Il entreprit des études de droit à Paris, et écrivit à la même époque des contes, des nouvelles, des articles pour des journaux à l’existence éphémère. En 1859, il publiait un roman, Ces dames, satire des demi-mondaines de l’Empire, qui semble fort innocente aujourd’hui ; en 1860, Desperanza, ou les Amours funestes ; il fonda le journal la Jeune France, tôt supprimé et qui lui valut un mois de prison ; de même, en 1861, les six numéros de La Jeunesse entraînèrent pour lui deux mois de prison : il y avait protesté véhémentement contre Nisard acceptant avec indulgence les amours de Louis XIV, et contre l’interdiction de Tartufe à Lyon. Vermorel était alors un étudiant ascétique, lecteur de Lamennais et Lacordaire, de Marat, de l’Imitation et du Volupté de Sainte-Beuve. En 1862, il fut secrétaire de rédaction à la Semaine universelle, puis dans un hebdomadaire politique, le Courrier du dimanche. Il écrivit dans la Nouvelle revue de Paris, sous son nom et sous le pseudonyme Robert Stacy. Il rédigea également des articles pour le Grand dictionnaire universel du XIXe siècle.

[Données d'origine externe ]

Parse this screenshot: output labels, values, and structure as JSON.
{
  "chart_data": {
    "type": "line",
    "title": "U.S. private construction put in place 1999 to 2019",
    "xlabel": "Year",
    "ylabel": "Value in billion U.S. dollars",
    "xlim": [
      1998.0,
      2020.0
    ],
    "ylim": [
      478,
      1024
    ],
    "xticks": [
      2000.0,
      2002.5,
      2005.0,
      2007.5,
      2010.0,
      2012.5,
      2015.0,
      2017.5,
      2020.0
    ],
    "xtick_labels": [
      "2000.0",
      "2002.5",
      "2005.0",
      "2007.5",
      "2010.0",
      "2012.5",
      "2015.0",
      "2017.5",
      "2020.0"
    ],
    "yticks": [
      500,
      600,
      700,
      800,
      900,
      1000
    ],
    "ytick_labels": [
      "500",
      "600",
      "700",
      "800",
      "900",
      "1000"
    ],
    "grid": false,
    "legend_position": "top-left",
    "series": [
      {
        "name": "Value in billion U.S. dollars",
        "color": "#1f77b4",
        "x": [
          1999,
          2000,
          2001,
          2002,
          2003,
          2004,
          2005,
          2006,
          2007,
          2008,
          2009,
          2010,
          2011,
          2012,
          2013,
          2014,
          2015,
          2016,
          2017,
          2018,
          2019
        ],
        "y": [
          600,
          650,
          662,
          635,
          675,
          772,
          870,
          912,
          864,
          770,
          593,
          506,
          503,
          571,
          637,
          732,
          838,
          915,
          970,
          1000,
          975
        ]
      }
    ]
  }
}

La mort de son père le ramena à Denicé et il entra en 1864 au Progrès de Lyon ; il lui apporta sa fougue juvénile et parisienne, tandis que sa pensée évoluait vers le socialisme et l’internationalisme, sans qu’il prenne toutefois part au mouvement ouvrier coopératif lyonnais ; le journal fut suspendu après un de ses articles.

Vermorel revint à Paris où l’accueillirent Émile de Girardin, Jules Simon, et, en 1864, entra à la Presse, dans un rôle très subalterne ; il passa quelques mois avec Girardin et Fonvielle à la Liberté, puis fonda en 1866 le Courrier français, qui, après quelques éclipses, devint quotidien. Vermorel lui donna un tour original, proudhonien, plus social que politique. Bien que neutre, il y accueillit les thèses de l’Internationale, et, en mai 1866, y publia l’adresse des étudiants socialistes français aux étudiants allemands ; le 10 juin, il y écrivait un article célèbre : « La grève des peuples contre la guerre ». Il fut condamné, le 25 mars 1868, à une amende de 1 000 f ; des actionnaires et des rédacteurs quittèrent alors le journal, tandis que Vermorel était en prison ; il y écrivit Les Hommes de 1848 et Les Hommes de 1851. Il devint, selon les mots de Jules Clère, « une des notoriétés de la presse démocratique. »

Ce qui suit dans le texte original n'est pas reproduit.